For these reasons, it was logical for the Facility to impose a mandatory flu vaccination policy for its employees despite the absence of a comparable policy at Heartland, and Plaintiff cannot show that she was similarly situated to the employees at Heartland for purposes of establishing pretext. See Wang v. UNC–CH Sch. of Med., 216 N.C.App. 185, 204, 716 S.E.2d 646, 658 (2011) (“A Plaintiff relying on disparate treatment evidence must show that she was similarly situated in all material respects to the individuals with whom she seeks to compare herself[.]” (citation, quotation marks, and alteration omitted)).
Finally, Plaintiff argues that the letter she obtained on 28 January 2013 from Dr.
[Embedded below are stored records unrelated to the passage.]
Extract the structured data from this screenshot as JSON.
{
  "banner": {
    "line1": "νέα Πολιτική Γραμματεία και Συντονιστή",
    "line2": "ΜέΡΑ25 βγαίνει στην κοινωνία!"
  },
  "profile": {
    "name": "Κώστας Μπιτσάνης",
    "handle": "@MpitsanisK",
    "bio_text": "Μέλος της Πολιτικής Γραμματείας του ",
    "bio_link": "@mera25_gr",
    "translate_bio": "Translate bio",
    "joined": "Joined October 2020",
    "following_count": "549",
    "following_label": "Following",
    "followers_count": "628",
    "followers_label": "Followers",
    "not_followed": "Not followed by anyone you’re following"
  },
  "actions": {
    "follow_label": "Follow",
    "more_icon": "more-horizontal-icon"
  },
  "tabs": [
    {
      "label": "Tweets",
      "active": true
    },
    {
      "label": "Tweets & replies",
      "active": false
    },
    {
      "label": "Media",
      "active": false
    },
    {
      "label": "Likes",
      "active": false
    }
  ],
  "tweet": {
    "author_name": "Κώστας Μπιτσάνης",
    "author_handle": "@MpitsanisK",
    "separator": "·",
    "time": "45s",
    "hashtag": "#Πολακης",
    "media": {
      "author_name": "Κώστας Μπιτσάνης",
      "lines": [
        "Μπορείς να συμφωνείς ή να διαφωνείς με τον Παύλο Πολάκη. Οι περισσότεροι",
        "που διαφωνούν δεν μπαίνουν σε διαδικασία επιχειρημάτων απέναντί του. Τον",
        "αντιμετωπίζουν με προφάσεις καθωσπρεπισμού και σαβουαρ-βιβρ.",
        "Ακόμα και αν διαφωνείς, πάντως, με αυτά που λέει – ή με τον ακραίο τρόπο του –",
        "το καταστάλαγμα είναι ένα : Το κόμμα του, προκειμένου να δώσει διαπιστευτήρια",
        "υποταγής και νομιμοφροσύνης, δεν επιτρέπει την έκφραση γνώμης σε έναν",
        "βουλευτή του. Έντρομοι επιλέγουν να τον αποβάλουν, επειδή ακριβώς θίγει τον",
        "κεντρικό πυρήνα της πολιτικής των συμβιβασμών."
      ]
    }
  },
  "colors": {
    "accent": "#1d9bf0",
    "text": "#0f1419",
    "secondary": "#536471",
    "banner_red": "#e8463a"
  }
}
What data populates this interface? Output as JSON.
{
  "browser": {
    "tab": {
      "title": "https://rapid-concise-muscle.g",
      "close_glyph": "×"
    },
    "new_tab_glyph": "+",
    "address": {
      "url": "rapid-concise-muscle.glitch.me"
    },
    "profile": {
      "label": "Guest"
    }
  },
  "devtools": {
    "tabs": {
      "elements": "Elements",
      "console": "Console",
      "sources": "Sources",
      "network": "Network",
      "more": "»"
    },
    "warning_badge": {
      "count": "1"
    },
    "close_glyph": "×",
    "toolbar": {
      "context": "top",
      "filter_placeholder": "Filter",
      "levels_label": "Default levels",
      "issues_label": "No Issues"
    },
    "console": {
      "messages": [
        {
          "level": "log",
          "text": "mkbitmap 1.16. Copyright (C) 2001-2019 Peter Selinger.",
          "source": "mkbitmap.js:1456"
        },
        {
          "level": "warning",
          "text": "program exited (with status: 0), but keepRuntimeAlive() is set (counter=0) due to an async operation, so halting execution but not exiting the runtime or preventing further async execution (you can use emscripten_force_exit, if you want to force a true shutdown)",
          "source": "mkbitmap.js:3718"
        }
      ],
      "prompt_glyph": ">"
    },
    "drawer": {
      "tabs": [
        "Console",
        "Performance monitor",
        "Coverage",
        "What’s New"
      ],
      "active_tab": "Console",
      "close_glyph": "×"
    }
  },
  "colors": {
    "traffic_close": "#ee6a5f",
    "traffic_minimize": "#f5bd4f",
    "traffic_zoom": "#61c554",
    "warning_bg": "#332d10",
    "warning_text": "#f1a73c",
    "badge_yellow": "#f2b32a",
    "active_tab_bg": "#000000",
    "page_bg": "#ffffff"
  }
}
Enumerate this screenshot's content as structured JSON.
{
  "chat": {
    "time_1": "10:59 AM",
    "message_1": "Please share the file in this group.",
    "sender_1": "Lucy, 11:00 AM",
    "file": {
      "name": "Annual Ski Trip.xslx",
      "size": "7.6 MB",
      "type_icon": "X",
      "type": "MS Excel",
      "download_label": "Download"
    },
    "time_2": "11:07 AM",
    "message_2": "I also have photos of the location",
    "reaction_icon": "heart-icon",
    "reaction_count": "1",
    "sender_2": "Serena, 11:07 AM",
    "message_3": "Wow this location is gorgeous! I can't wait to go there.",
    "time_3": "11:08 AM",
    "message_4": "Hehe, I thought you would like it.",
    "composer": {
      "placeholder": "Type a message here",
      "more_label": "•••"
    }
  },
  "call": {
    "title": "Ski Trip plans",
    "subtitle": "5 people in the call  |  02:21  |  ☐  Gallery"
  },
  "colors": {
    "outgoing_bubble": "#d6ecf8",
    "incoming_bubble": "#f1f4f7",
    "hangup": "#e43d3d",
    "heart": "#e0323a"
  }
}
Leighton, a physician, established a medical justification for her refusal to take the flu shot. However, she obtained this letter over a month after her discharge and never provided the letter to Anderson. Nor did Plaintiff ever request that she be reinstated following her termination. Therefore, the existence of Dr. Leighton's letter lacks any relevance to Defendant's justification for terminating her employment over one month earlier.
We are satisfied that none of Plaintiff's arguments—either singularly or in combination—are sufficient to raise a genuine issue of material fact as to whether Defendant's asserted rationale for her discharge was a pretext for religious discrimination. See Fatta v. M & M Props. Mgmt., Inc., 221 N.C.App. 369, 375–76, 727 S.E.2d 595, 601 (2012) (“Viewing the evidence in the light most favorable to plaintiff, there is no genuine issue of material fact with respect to the pretext issue. Accordingly, we affirm the trial court's order granting summary judgment in favor of defendant.” (internal citation omitted)), disc. review denied, 366 N.C. 601, 743 S.E.2d 182, 182–83 (2013). As this Court has recognized,
a plaintiff's own assertions of discrimination in and of themselves are insufficient to counter substantial evidence of legitimate nondiscriminatory reasons for an adverse employment action. It is the perception of the decision maker which is relevant, not the self-assessment of the plaintiff. Even in discrimination cases where motive and intent are critical to the analysis, summary judgment may be appropriate if the non-moving party rests merely upon conclusory allegations, improbable inferences and unsupported speculation.
Id. at 375, 727 S.E.2d 595, 727 S.E.2d at 601 (internal citations and quotation marks omitted). We conclude that this is such a case.
For the reasons stated above, we affirm the trial court's order granting summary judgment in favor of Defendant.